What is it like to experience cancer from a loved one’s perspective? In the War On Cancer Take Over of the week Sebastian Hermelin, co-founder and best friend, shares what it was like to stand on the side while his friend Fabian Bolin went through cancer.
In 2015 my life changed because of cancer without me being diagnosed. Instead my best friend Fabian, whom I shared a flat with in London, had gone from being tired for a couple of weeks to being diagnosed with Leukemia, blood cancer. I remember when I got the text message “Hey guys, I’ve got some bad news. I’ve got Leukemia, talk to you later…“. I thought that my best friend was going to die.

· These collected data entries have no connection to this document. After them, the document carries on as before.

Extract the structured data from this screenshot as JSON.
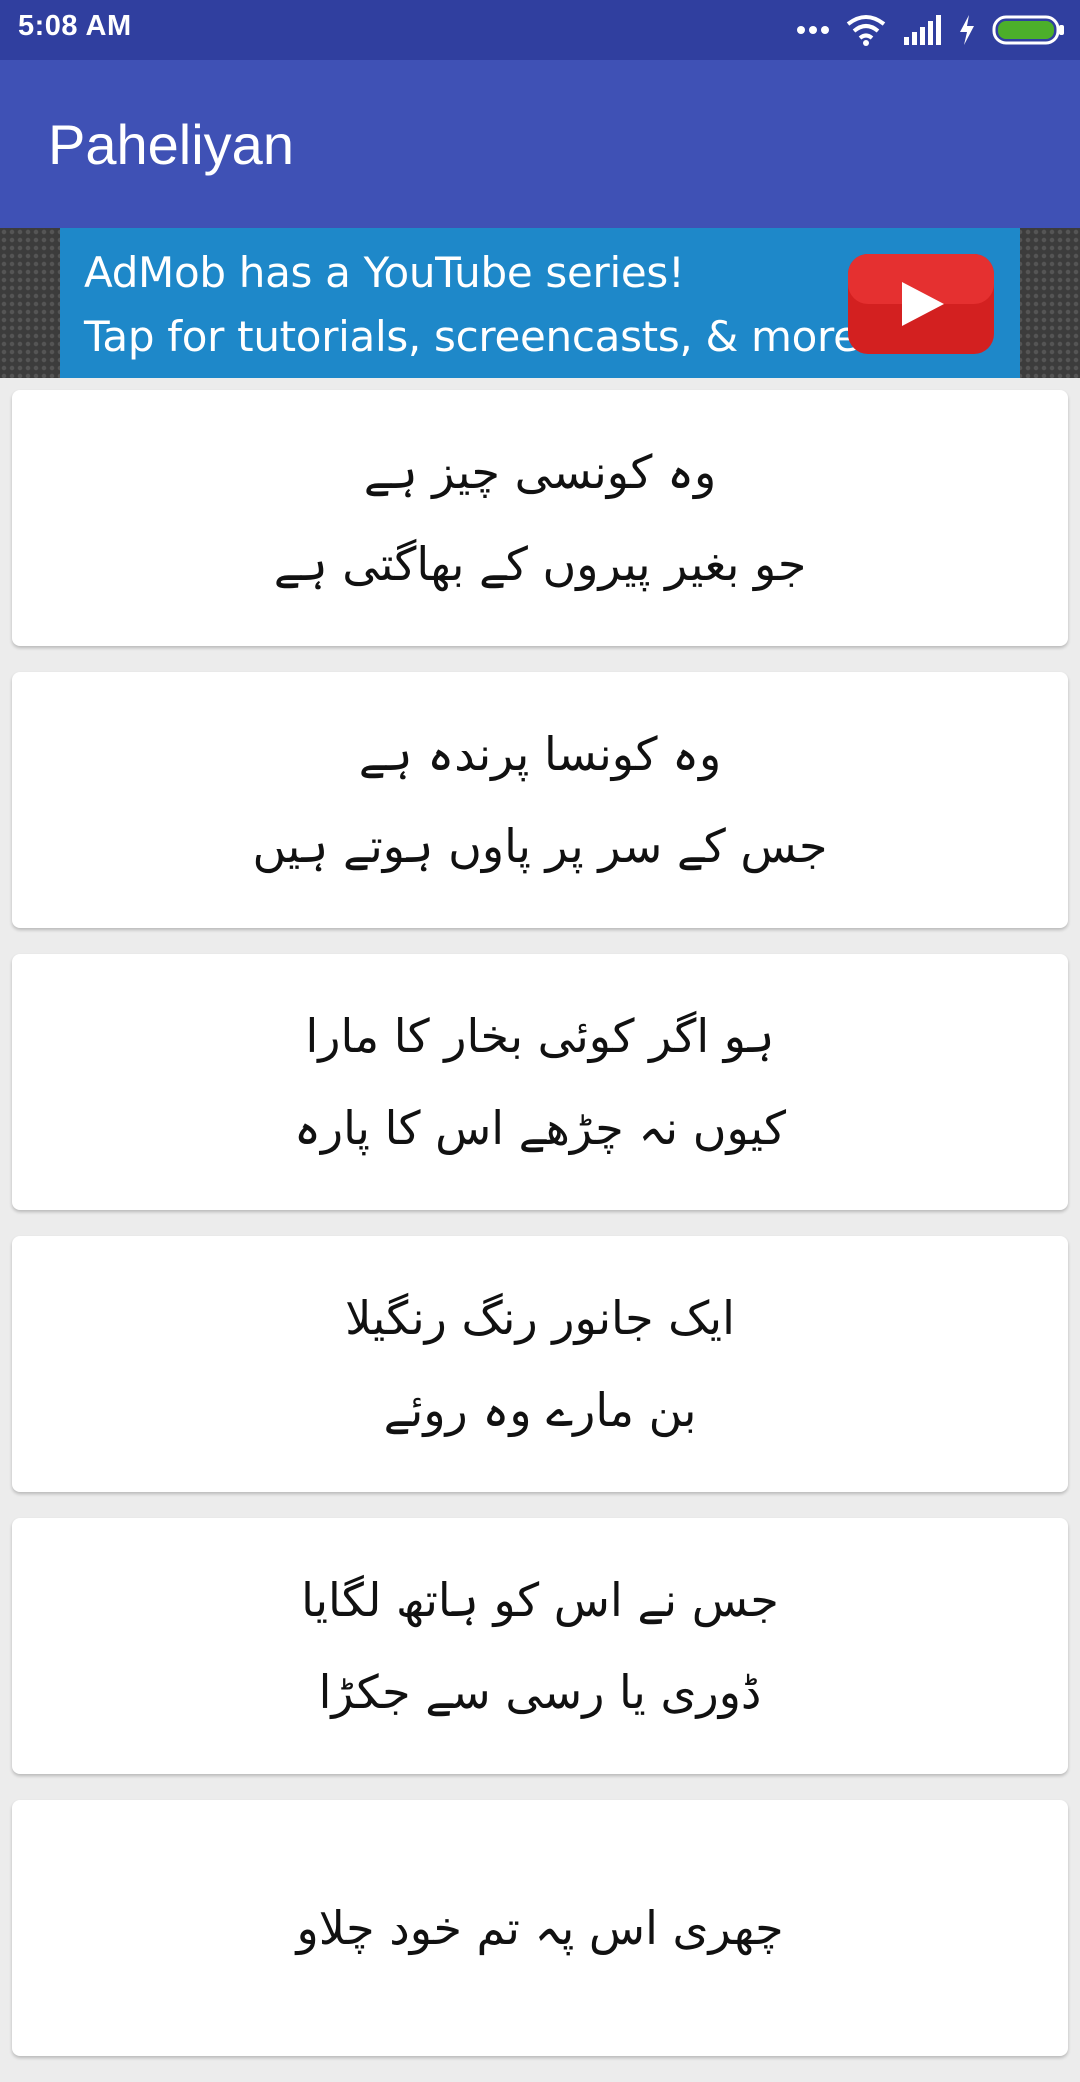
{
  "status_bar": {
    "time": "5:08 AM",
    "icons": [
      "more-dots-icon",
      "wifi-icon",
      "signal-icon",
      "charging-icon",
      "battery-icon"
    ],
    "color": "#303f9f"
  },
  "app_bar": {
    "title": "Paheliyan",
    "color": "#3f51b5"
  },
  "ad": {
    "line1": "AdMob has a YouTube series!",
    "line2": "Tap for tutorials, screencasts, & more.",
    "icon": "youtube-play-icon",
    "color": "#1e88c9"
  },
  "riddles": [
    {
      "line1": "وہ کونسی چیز ہے",
      "line2": "جو بغیر پیروں کے بھاگتی ہے"
    },
    {
      "line1": "وہ کونسا پرندہ ہے",
      "line2": "جس کے سر پر پاوں ہوتے ہیں"
    },
    {
      "line1": "ہو اگر کوئی بخار کا مارا",
      "line2": "کیوں نہ چڑھے اس کا پارہ"
    },
    {
      "line1": "ایک جانور رنگ رنگیلا",
      "line2": "بن مارے وہ روئے"
    },
    {
      "line1": "جس نے اس کو ہاتھ لگایا",
      "line2": "ڈوری یا رسی سے جکڑا"
    },
    {
      "line1": "چھری اس پہ تم خود چلاو",
      "line2": ""
    }
  ]
}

Little did I know back then that this would have a profound effect not only on Fabian but also on me. During the first months we spoke on the phone every day. Not because Fabian wanted my support but because I needed his. I needed to hear that he was doing ok. But even though he stayed positive throughout this journey, I was negative – because I thought I knew what cancer meant. Fabian was given a 60-70% chance of surviving.
2-3 months into his chemotherapy I started reading Fabian’s blog where he wrote about everything that he went through, both physically and mentally. By taking part of his experience this way l learned that the most helpful thing I could do as a friend was to treat Fabian as Fabian and not as a victim or a patient. It was hard to do at first but it resulted in us getting closer to each other and we could actually support each other.

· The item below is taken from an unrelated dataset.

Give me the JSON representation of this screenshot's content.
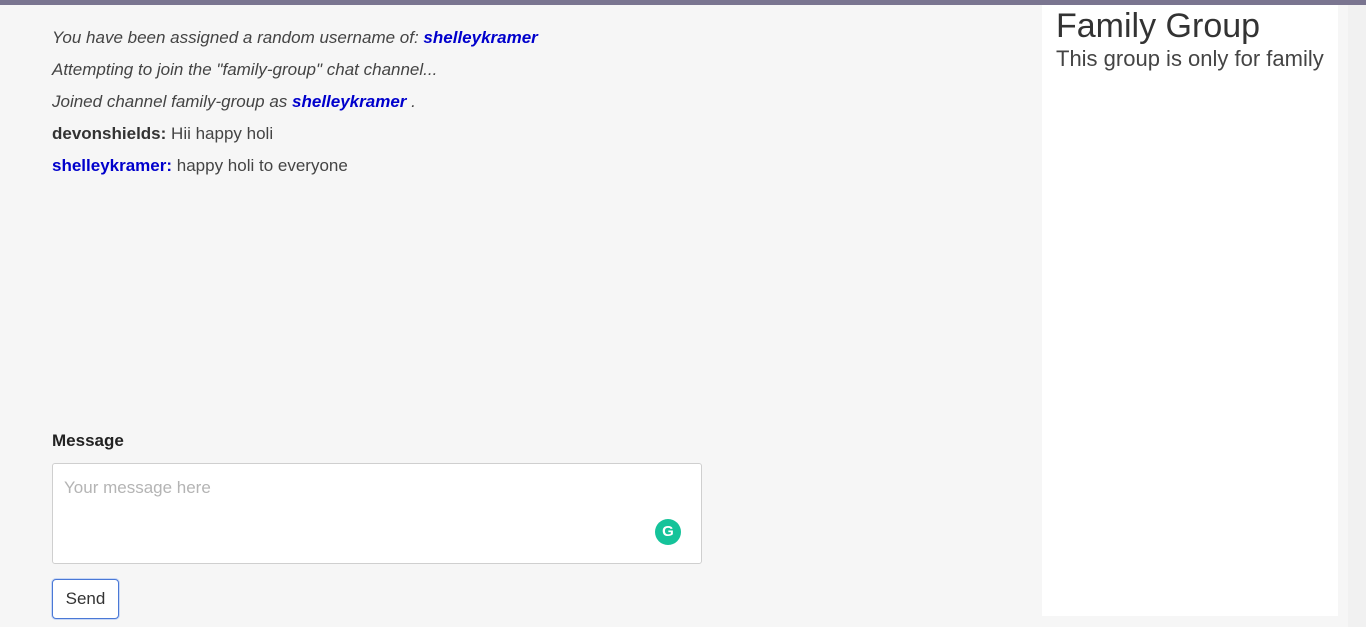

Throughout this experience, we together co-founded War On Cancer in an attempt to share our experience of how storytelling can help not only someone that is diagnosed with cancer but also the people around him or her (me). Needless to say I found and identified my life’s mission through my best friend being diagnosed with cancer. At least this goes to show that cancer doesn’t have to be all that bad – even though for many it still is.

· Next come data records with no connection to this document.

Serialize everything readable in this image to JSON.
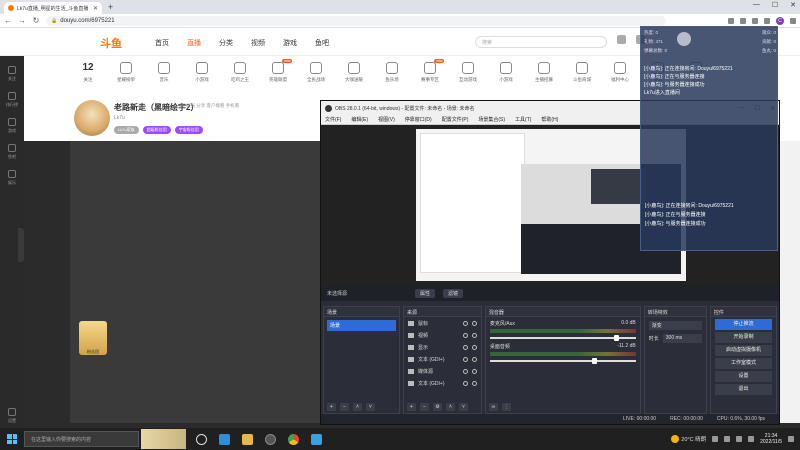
{
  "browser": {
    "tab_title": "Lk7u直播_明星的生活_斗鱼直播",
    "url": "douyu.com/6975221",
    "profile_initial": "C"
  },
  "site": {
    "logo": "斗鱼",
    "nav": [
      "首页",
      "直播",
      "分类",
      "视频",
      "游戏",
      "鱼吧"
    ],
    "search_placeholder": "搜索",
    "sidebar": [
      "关注",
      "排行榜",
      "游戏",
      "鱼吧",
      "娱乐"
    ],
    "sidebar_bottom": "设置",
    "categories": [
      {
        "label": "12",
        "type": "count"
      },
      {
        "label": "星耀榜单",
        "badge": ""
      },
      {
        "label": "音乐"
      },
      {
        "label": "小游戏"
      },
      {
        "label": "吃鸡之王"
      },
      {
        "label": "英雄联盟",
        "badge": "new"
      },
      {
        "label": "全民战场"
      },
      {
        "label": "大咖送暖"
      },
      {
        "label": "鱼乐场"
      },
      {
        "label": "赛事专区",
        "badge": "new"
      },
      {
        "label": "互动游戏"
      },
      {
        "label": "小游戏"
      },
      {
        "label": "主播招募"
      },
      {
        "label": "斗鱼商城"
      },
      {
        "label": "福利中心"
      },
      {
        "label": "签到"
      },
      {
        "label": "更多"
      }
    ],
    "room": {
      "title": "老路新走（黑暗绘宇2）",
      "meta": "举报  分享  客户端看  手机看",
      "host": "Lk7u",
      "tags": [
        "Lk7u家族",
        "超级粉丝团",
        "宇宙粉丝团"
      ]
    },
    "gift_label": "粉丝团"
  },
  "obs": {
    "title": "OBS 28.0.1 (64-bit, windows) - 配置文件: 未命名 - 场景: 未命名",
    "window_controls": [
      "—",
      "☐",
      "✕"
    ],
    "menu": [
      "文件(F)",
      "编辑(E)",
      "视图(V)",
      "停靠窗口(D)",
      "配置文件(P)",
      "场景集合(S)",
      "工具(T)",
      "帮助(H)"
    ],
    "srcbar_label": "未选择源",
    "srcbar_buttons": [
      "属性",
      "滤镜"
    ],
    "docks": {
      "scenes": {
        "title": "场景",
        "items": [
          "场景"
        ]
      },
      "sources": {
        "title": "来源",
        "items": [
          "鼠标",
          "视频",
          "显示",
          "文本 (GDI+)",
          "媒体源",
          "文本 (GDI+)"
        ]
      },
      "mixer": {
        "title": "混音器",
        "channels": [
          {
            "name": "麦克风/Aux",
            "db": "0.0 dB",
            "level": 0.85
          },
          {
            "name": "桌面音频",
            "db": "-11.2 dB",
            "level": 0.7
          }
        ]
      },
      "transitions": {
        "title": "转场特效",
        "type": "渐变",
        "duration_label": "时长",
        "duration": "300 ms"
      },
      "controls": {
        "title": "控件",
        "buttons": [
          "停止推流",
          "开始录制",
          "启动虚拟摄像机",
          "工作室模式",
          "设置",
          "退出"
        ]
      }
    },
    "status": {
      "live": "LIVE: 00:00:00",
      "rec": "REC: 00:00:00",
      "cpu": "CPU: 0.6%, 30.00 fps"
    }
  },
  "overlay": {
    "stats": [
      {
        "label": "热度:",
        "value": "0"
      },
      {
        "label": "礼物:",
        "value": "471"
      },
      {
        "label": "弹幕总数:",
        "value": "0"
      },
      {
        "label": "观众:",
        "value": "0"
      },
      {
        "label": "贡献:",
        "value": "0"
      },
      {
        "label": "鱼丸:",
        "value": "0"
      }
    ],
    "messages": [
      "[小鹿鸟]: 正在连接房间: Douyu/6975221",
      "[小鹿鸟]: 正在与服务器连接",
      "[小鹿鸟]: 与服务器连接成功",
      "Lk7u进入直播间"
    ],
    "messages2": [
      "[小鹿鸟]: 正在连接房间: Douyu/6975221",
      "[小鹿鸟]: 正在与服务器连接",
      "[小鹿鸟]: 与服务器连接成功"
    ]
  },
  "taskbar": {
    "search_placeholder": "在这里输入你要搜索的内容",
    "weather": "20°C 晴朗",
    "time": "21:34",
    "date": "2022/11/5"
  },
  "colors": {
    "accent": "#ff5d23",
    "obs_blue": "#2e6bd6",
    "douyu_orange": "#ff7a00"
  }
}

The elephant in the room can disappear if you listen
“Since we started working with War On Cancer I’ve learned a lot about myself but also about others going through cancer. Cancer doesn’t discriminate based on who you are or where you’re from and it affects every single person in a different way. However, I truly believe that whatever situation you’re in, there is a way to make it better. There is a way to find meaning in something that seems meaningless and “the void” that everyone feels every now and then, can only be filled by truly valuable actions – like helping, giving, reaching out to support or by creating something with purpose and meaning.
If there is one thing that I know worked on my mission to become a better support to Fabian, it was realizing just that. I can only support and I shouldn’t try to fix “the problem”. The distinction is that I make myself available for what Fabian needs without feeling the burden of not being or doing enough.
I wouldn’t argue that you should act as if nothing happened because there is obviously an elephant in the room. But the elephant quickly disappears if you talk to each other and perhaps more importantly – listen.”